Expectations are growing for the Canadian plane-and-train-maker to announce new orders for its fuel-efficient 110-to-130 seat CSeries jets after it failed to secure any substantial orders in about a year.
But even as some market observers look to showcase events like Paris, which are used to launch products and make order announcements, planemakers are bracing for softer sales in 2017 after a prolonged order boom.
“I think it is a slow time period because there was this binge of orders in the last few years,” said the person, who spoke on condition of anonymity because he was not authorized to talk to the media. “Airlines are still trying to figure out their fleet plans.”
Bombardier did not announce any orders for the CSeries jets at the Farnborough Airshow last year, but won key sales campaigns from Delta Air Lines (DAL.N) and Air Canada (AC.TO) in the months preceding the event.
Lack of new orders could be one factor weighing on the stock which fell as much as 10 percent last Friday after the U.S International Trade Commission gave a green light to start an anti-dumping probe against the CSeries for alleged unfair subsidies.
“We are encouraged by the discussions we are having with our potential customers on all our platforms, but deals will be announced once they are signed,” Bombardier spokesman Bryan Tucker said.
As of December 2016, the CSeries had recorded 360 firm orders and most capacity is sold out through 2020. Average list prices as of January, 2017 were $79.5 million for the 110-seat CS100 and $89.5 million for the 130-seat CS300, but airlines typically receive discounts of around 50 percent on aircraft.
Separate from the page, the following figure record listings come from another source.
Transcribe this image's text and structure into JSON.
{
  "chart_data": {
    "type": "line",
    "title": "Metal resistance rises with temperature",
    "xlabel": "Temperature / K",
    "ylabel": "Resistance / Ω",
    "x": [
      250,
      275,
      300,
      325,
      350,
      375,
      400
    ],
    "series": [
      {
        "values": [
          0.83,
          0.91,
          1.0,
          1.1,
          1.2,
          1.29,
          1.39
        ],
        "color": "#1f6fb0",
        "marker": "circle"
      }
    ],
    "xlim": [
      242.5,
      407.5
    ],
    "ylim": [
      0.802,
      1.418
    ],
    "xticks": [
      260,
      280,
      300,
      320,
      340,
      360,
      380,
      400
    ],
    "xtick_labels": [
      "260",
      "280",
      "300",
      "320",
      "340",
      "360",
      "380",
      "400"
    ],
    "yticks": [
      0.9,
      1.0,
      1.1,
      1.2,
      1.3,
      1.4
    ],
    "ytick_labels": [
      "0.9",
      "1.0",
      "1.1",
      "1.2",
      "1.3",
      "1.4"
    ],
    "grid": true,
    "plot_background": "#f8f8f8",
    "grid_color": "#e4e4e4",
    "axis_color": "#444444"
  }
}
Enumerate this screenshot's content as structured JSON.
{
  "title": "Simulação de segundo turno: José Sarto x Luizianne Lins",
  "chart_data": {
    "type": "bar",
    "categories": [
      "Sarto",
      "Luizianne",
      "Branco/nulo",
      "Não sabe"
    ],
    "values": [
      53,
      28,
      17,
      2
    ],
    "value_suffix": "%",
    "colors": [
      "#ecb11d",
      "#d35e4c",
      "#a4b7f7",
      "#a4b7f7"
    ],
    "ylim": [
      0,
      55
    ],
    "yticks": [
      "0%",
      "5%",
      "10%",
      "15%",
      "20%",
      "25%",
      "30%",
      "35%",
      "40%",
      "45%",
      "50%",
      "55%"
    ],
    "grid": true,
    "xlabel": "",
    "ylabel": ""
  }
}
Bombardier has said it is comfortable with the company’s existing CSeries sales, and head of commercial aviation Fred Cromer recently dismissed suggestions that Boeing Co (BA.N)’s anti-dumping complaint would slow orders.
Cromer would not comment on the timing of orders, or expectations for Paris, which he said would serve to showcase new products.
Bombardier, however, sees replacement opportunities in the regional jet market as aging planes are retired and operators shift from 50 seaters to larger regional aircraft, Tucker said.
Mesa Air Group, a Phoenix-based regional airline which operates jets by Bombardier and rival Embraer SA (EMBR3.SA), is considering the future of the CRJ-900s it ordered in the early 2000s.
“We are looking at a number of fleet replacement strategies as the aircrafts are getting older,” said Mesa chief executive Jonathan Ornstein by phone last Thursday.